Troisième album de Shellac, groupe de l’increvable Steve Albini (guitare), toujours accompagné de Todd Trainer (batterie, chant) et Bob Weston (basse). La pochette est toujours aussi belle que d’habitude, Albini étant un intégriste du vinyle. Le premier album (Attraction park -1994) était en carton dur et épais, le second (Terraform -1996) était peint avec des surimpressions de couleurs, ce 1 000 hurts, lui, est livré dans une grande boîte comme celles qui servent à ranger les bobines audio -et en plus du vinyle (qui pèse ses 180 grammes, comme il se doit), elle contient aussi le CD. Rien que pour l’objet, donc, ces mille blessures font plaisir.
Côté musique, rien de surprenant : Shellac, c’est Shellac, ça ne change pas. A savoir : du rock-noise super tranchant, syncopé, agressif, tendu comme une corde de guitare prête à se rompre ; toujours le chant méchant et cinglant de Trainer (qui s’essaie même à un vrai chant sur Prayer to God). Toujours les mêmes mots simples et violents pour raconter des histoires simples et violentes (« This isn’t some kind of a metaphor / Goddamn this is real », chante Trainer sur Squirrel song) ; toujours une basse lancinante et répétitive ; toujours une science aussi parfaite des breaks et des reprises, d’une attente angoissée (Mama gina) ; toujours quelques références rock bien senties (Jesus Lizard rencontre John Lee Hooker sur Ghosts) et une ironie omniprésente (Song against itself) ; toujours ce groove froid comme un coup de fouet à même la peau, sans pitié, sans détour, sans artifice (Shoe song) pour un rock brut, douloureux et jouissif.
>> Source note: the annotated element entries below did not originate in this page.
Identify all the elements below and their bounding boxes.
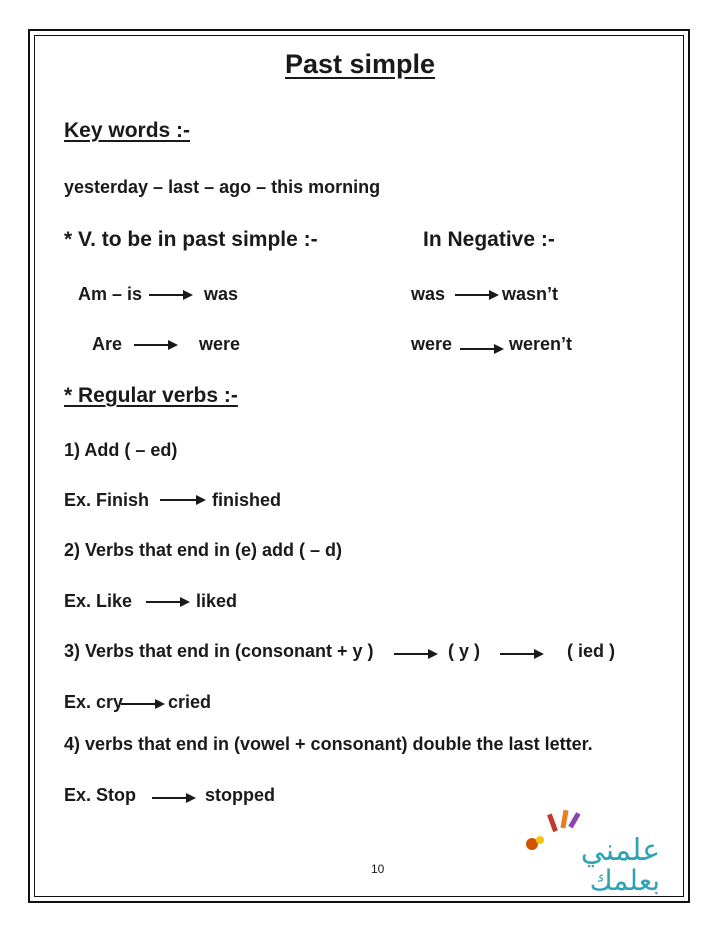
arrow-icon — [394, 653, 436, 655]
key-words-list: yesterday – last – ago – this morning — [64, 177, 381, 197]
neg-row2-to: weren’t — [509, 334, 573, 354]
page-number: 10 — [371, 862, 385, 876]
key-words-heading: Key words :- — [64, 119, 191, 142]
example-4-to: stopped — [205, 785, 275, 805]
rule-3: 3) Verbs that end in (consonant + y ) — [64, 641, 374, 661]
arrow-icon — [460, 348, 502, 350]
neg-row1-to: wasn’t — [502, 284, 559, 304]
arrow-icon — [152, 797, 194, 799]
pencils-icon — [526, 810, 581, 850]
to-be-heading: * V. to be in past simple :- — [64, 228, 318, 251]
rule-4: 4) verbs that end in (vowel + consonant) double the last letter. — [64, 734, 593, 754]
negative-heading: In Negative :- — [423, 228, 555, 251]
neg-row2-from: were — [411, 334, 453, 354]
page-title: Past simple — [284, 49, 436, 79]
arrow-icon — [121, 703, 163, 705]
example-3-to: cried — [168, 692, 212, 712]
page-border-inner — [34, 35, 684, 897]
example-2-to: liked — [196, 591, 238, 611]
to-be-row1-from: Am – is — [78, 284, 143, 304]
neg-row1-from: was — [411, 284, 446, 304]
to-be-row2-to: were — [199, 334, 241, 354]
arrow-icon — [146, 601, 188, 603]
logo-line-1: علمني — [580, 833, 660, 868]
example-1-to: finished — [212, 490, 282, 510]
regular-verbs-heading: * Regular verbs :- — [64, 384, 238, 407]
example-3-from: Ex. cry — [64, 692, 124, 712]
brand-logo — [510, 804, 670, 896]
arrow-icon — [160, 499, 204, 501]
to-be-row2-from: Are — [92, 334, 123, 354]
arrow-icon — [455, 294, 497, 296]
arrow-icon — [500, 653, 542, 655]
arrow-icon — [134, 344, 176, 346]
to-be-row1-to: was — [204, 284, 239, 304]
rule-1: 1) Add ( – ed) — [64, 440, 178, 460]
arrow-icon — [149, 294, 191, 296]
example-2-from: Ex. Like — [64, 591, 133, 611]
rule-3-y: ( y ) — [448, 641, 481, 661]
example-4-from: Ex. Stop — [64, 785, 137, 805]
example-1-from: Ex. Finish — [64, 490, 150, 510]
logo-line-2: بعلمك — [589, 864, 660, 896]
rule-3-ied: ( ied ) — [567, 641, 615, 661]
rule-2: 2) Verbs that end in (e) add ( – d) — [64, 540, 343, 560]
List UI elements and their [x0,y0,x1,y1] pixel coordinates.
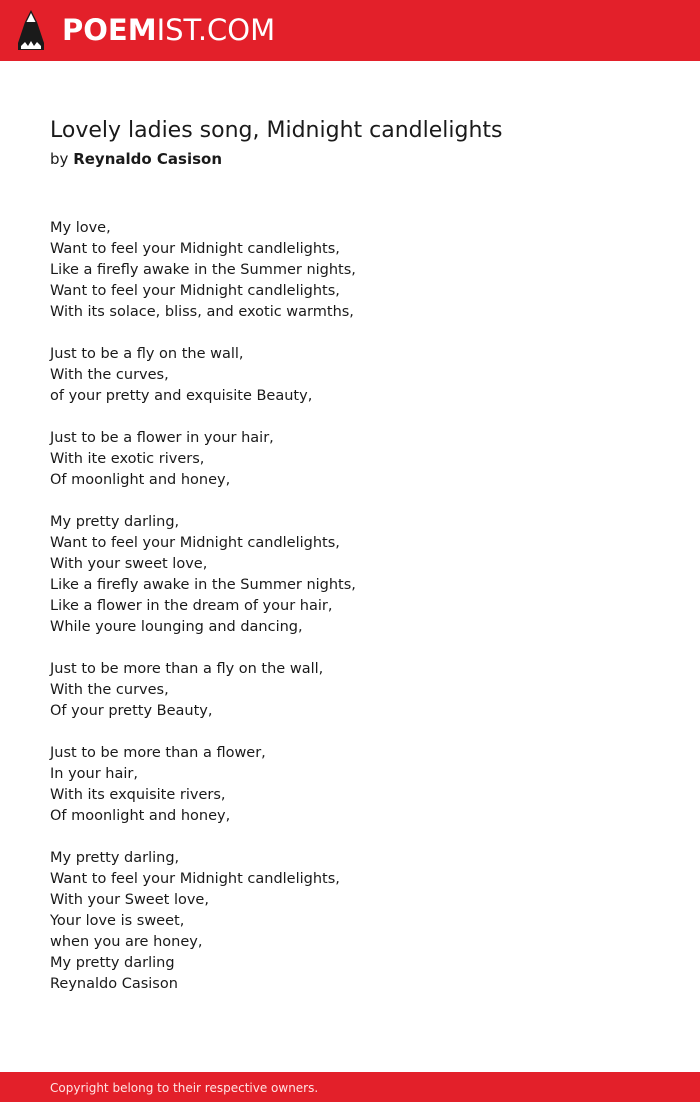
poem-byline [50,148,222,170]
poem-author: Reynaldo Casison [73,150,223,168]
poem-line: Like a flower in the dream of your hair, [50,598,333,614]
poem-line: My pretty darling [50,955,175,971]
poem-body [50,218,650,1016]
poem-line: Just to be a flower in your hair, [50,430,274,446]
poem-line: Reynaldo Casison [50,976,178,992]
poem-line: Just to be a fly on the wall, [50,346,244,362]
poem-line: While youre lounging and dancing, [50,619,303,635]
poem-line: Want to feel your Midnight candlelights, [50,283,340,299]
poem-line: Of your pretty Beauty, [50,703,213,719]
site-header [0,0,700,61]
poem-line: Of moonlight and honey, [50,808,231,824]
poem-stanza [50,743,650,827]
poem-line: of your pretty and exquisite Beauty, [50,388,313,404]
poem-line: Like a firefly awake in the Summer nights, [50,262,356,278]
poem-stanza [50,659,650,722]
poem-line: In your hair, [50,766,138,782]
poem-line: Your love is sweet, [50,913,185,929]
poem-line: Want to feel your Midnight candlelights, [50,871,340,887]
poem-line: Of moonlight and honey, [50,472,231,488]
poem-line: Like a firefly awake in the Summer nights, [50,577,356,593]
poem-line: With ite exotic rivers, [50,451,205,467]
poem-line: Just to be more than a flower, [50,745,266,761]
logo-light-text: IST.COM [156,13,276,47]
poem-line: My love, [50,220,111,236]
poem-stanza [50,848,650,995]
copyright-text: Copyright belong to their respective owners. [50,1081,319,1095]
poem-stanza [50,344,650,407]
poem-line: My pretty darling, [50,514,180,530]
poem-line: Want to feel your Midnight candlelights, [50,241,340,257]
poem-title: Lovely ladies song, Midnight candlelights [50,118,503,143]
by-label: by [50,150,69,168]
poem-line: Just to be more than a fly on the wall, [50,661,324,677]
site-logo[interactable] [62,13,275,47]
poem-stanza [50,512,650,638]
poem-stanza [50,428,650,491]
poem-line: With its solace, bliss, and exotic warmths, [50,304,354,320]
poem-line: Want to feel your Midnight candlelights, [50,535,340,551]
poem-line: My pretty darling, [50,850,180,866]
logo-bold-text: POEM [62,13,157,47]
poem-line: With its exquisite rivers, [50,787,226,803]
poem-line: With your Sweet love, [50,892,209,908]
poem-line: With the curves, [50,367,169,383]
poem-line: With your sweet love, [50,556,208,572]
poem-stanza [50,218,650,323]
poem-line: when you are honey, [50,934,203,950]
poem-line: With the curves, [50,682,169,698]
site-footer [0,1072,700,1102]
pen-nib-icon[interactable] [17,10,45,51]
Shellac est donc un trio rock minimaliste au sens entier du terme, aussi bien pour sa musique (toutes les chansons font trois minutes) que pour son « éthique » sans concession : politique de prix le plus bas possible (CD + vinyle vendus ensemble), aucune promotion (ni presse, ni radio, pas de copies promo), contrôle de la qualité du son et du pressage (tout analogique, en Direct Metal Mastering). Une attitude rare et respectable qui tranche avec l’ensemble des pratiques du music business. Et c’est justement parce qu’Albini connaît bien ce business (il a produit à peu près tout le monde dans le rock) qu’il se permet avec Shellac de faire survivre une certaine idée de l’artisanat rock. Si Big Black était un grand groupe punk moderne, alors Shellac en est sa version adulte, austère, dépouillée, résistante. A Chicago, Steve Albini conserve cette flamme allumée à l’époque avec du Kerosene, pendant que les autres font du post-rock. Avis aux amateurs.